Eine Premiere für Hecking?
Dabei wurde die Verpflichtung Heckings anfangs durchaus kritisch beäugt. Der stille Malocher beim schlafenden Riesen VfL Wolfsburg, der die internationalen Märkte erschließen und endlich wieder Titel in die Autostadt holen soll. Ein biederer Westfale, der bisher nur kleine oder maximal ambitionierte Vereine trainiert hat, kein schwungvoller Name wie Augenthaler, Veh oder McLaren.

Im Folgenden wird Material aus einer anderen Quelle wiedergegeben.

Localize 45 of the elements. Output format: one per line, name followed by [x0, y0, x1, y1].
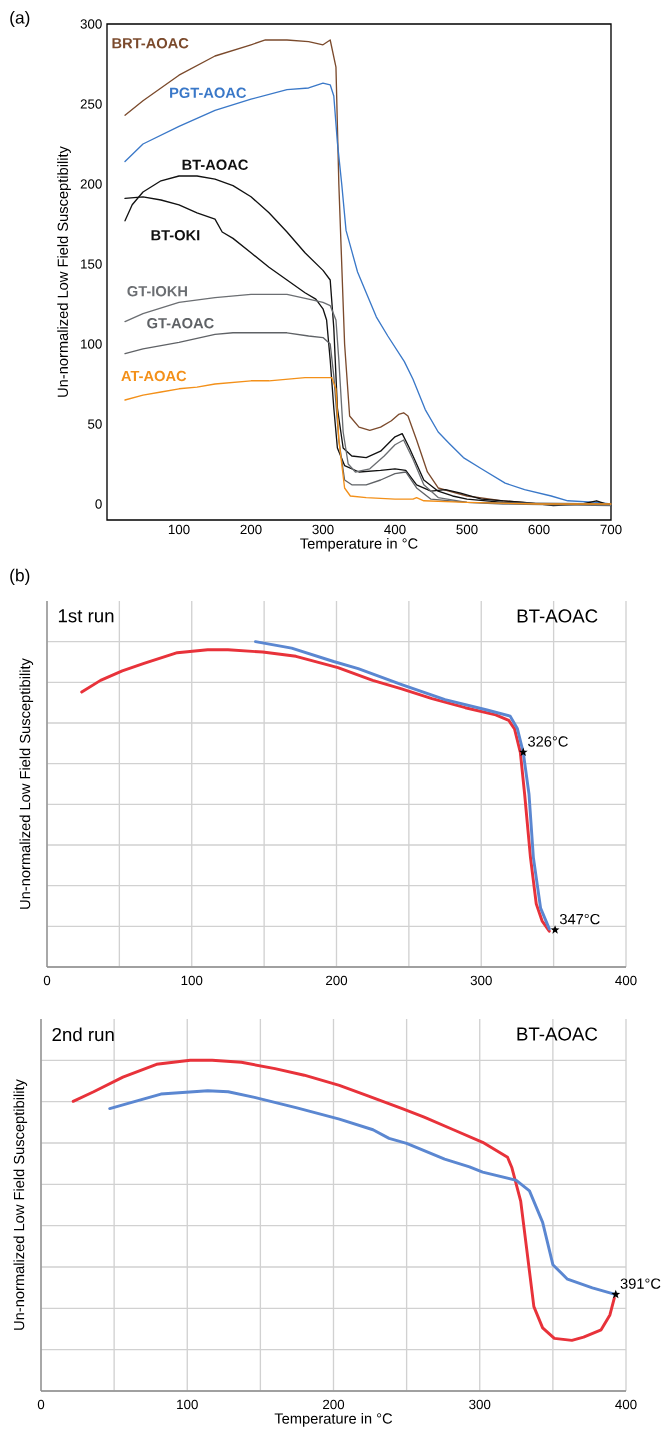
- x-tick-label: 200: [240, 524, 262, 535]
- series-label: PGT-AOAC: [169, 87, 246, 98]
- x-tick-label: 0: [43, 975, 51, 986]
- series-label: BT-OKI: [151, 230, 200, 241]
- x-tick-label: 100: [177, 1399, 198, 1410]
- series-label: AT-AOAC: [121, 370, 187, 382]
- x-tick-label: 400: [615, 975, 637, 986]
- x-tick-label: 400: [384, 524, 406, 535]
- y-tick-label: 100: [80, 339, 102, 349]
- y-axis-title: Un-normalized Low Field Susceptibility: [13, 1079, 27, 1330]
- series-label: BT-AOAC: [182, 159, 248, 170]
- x-tick-label: 300: [468, 1399, 491, 1410]
- text: 1st run: [58, 609, 114, 623]
- y-tick-label: 250: [80, 99, 102, 109]
- text: 2nd run: [52, 1027, 114, 1042]
- x-tick-label: 500: [456, 524, 478, 535]
- series-label: GT-AOAC: [147, 318, 214, 329]
- x-tick-label: 300: [470, 975, 492, 986]
- chart-title: (a): [10, 10, 30, 28]
- annotation: 347°C: [559, 913, 600, 925]
- text: BT-AOAC: [517, 1027, 598, 1041]
- x-tick-label: 100: [181, 975, 203, 986]
- x-tick-label: 200: [322, 1399, 344, 1410]
- y-tick-label: 300: [80, 19, 102, 29]
- x-tick-label: 600: [528, 524, 550, 535]
- y-axis-title: Un-normalized Low Field Susceptibility: [57, 146, 71, 397]
- y-tick-label: 200: [80, 179, 102, 189]
- chart-title: (b): [10, 568, 30, 585]
- annotation: 391°C: [620, 1278, 661, 1289]
- series-label: BRT-AOAC: [112, 38, 189, 49]
- x-tick-label: 300: [312, 524, 334, 535]
- x-tick-label: 200: [325, 975, 347, 986]
- y-tick-label: 50: [87, 419, 102, 429]
- series-label: GT-IOKH: [127, 286, 187, 297]
- x-tick-label: 700: [600, 524, 622, 535]
- text: BT-AOAC: [517, 609, 598, 623]
- x-axis-title: Temperature in °C: [274, 1412, 392, 1427]
- x-tick-label: 400: [615, 1399, 637, 1410]
- x-tick-label: 0: [37, 1399, 45, 1410]
- annotation: 326°C: [527, 736, 568, 747]
- x-tick-label: 100: [168, 524, 190, 535]
- x-axis-title: Temperature in °C: [300, 537, 418, 552]
- y-tick-label: 0: [95, 499, 102, 509]
- y-tick-label: 150: [80, 259, 102, 269]
- y-axis-title: Un-normalized Low Field Susceptibility: [19, 658, 33, 909]
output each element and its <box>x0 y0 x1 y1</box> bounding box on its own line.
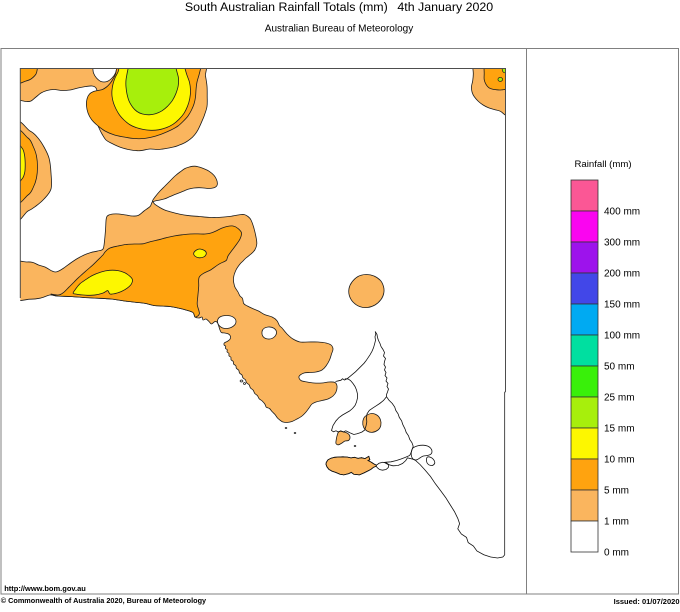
svg-text:5 mm: 5 mm <box>604 486 629 497</box>
svg-text:400 mm: 400 mm <box>604 207 640 218</box>
svg-text:0 mm: 0 mm <box>604 548 629 559</box>
svg-text:http://www.bom.gov.au: http://www.bom.gov.au <box>4 584 86 593</box>
svg-text:Australian Bureau of Meteorolo: Australian Bureau of Meteorology <box>265 24 413 35</box>
svg-text:200 mm: 200 mm <box>604 269 640 280</box>
svg-text:© Commonwealth of Australia 20: © Commonwealth of Australia 2020, Bureau… <box>1 596 207 605</box>
svg-text:South Australian Rainfall Tota: South Australian Rainfall Totals (mm) 4t… <box>185 0 493 14</box>
svg-text:100 mm: 100 mm <box>604 331 640 342</box>
svg-text:50 mm: 50 mm <box>604 362 635 373</box>
svg-text:300 mm: 300 mm <box>604 238 640 249</box>
svg-text:15 mm: 15 mm <box>604 424 635 435</box>
svg-text:1 mm: 1 mm <box>604 517 629 528</box>
svg-text:25 mm: 25 mm <box>604 393 635 404</box>
svg-text:150 mm: 150 mm <box>604 300 640 311</box>
svg-text:Rainfall (mm): Rainfall (mm) <box>575 159 632 170</box>
svg-text:Issued: 01/07/2020: Issued: 01/07/2020 <box>614 597 680 606</box>
svg-text:10 mm: 10 mm <box>604 455 635 466</box>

Genau diese Art ist es aber, die Klaus Allofs an Hecking zu schätzen wusste. Der ehemalige Bremer erkannte schnell, dass der Verein einer neuen Note und eines neuen Impulses bedurfte, um voran zu kommen. Hecking hat der Mannschaft diesen Impuls mit seiner einfachen Art gegeben und belohnt sich derzeit selber mit der Erfüllung seiner persönlichen Träume: Das DFB-Pokal-Finale am kommenden Samstag wird sein erstes Endspiel um einen Titel sein, auch die Champions League ist Neuland. Im Grunde spricht alles dafür, dass Hecking am 22.12.2015 in sein viertes Jahr als Trainer eines Vereins gehen wird. Zum ersten Mal.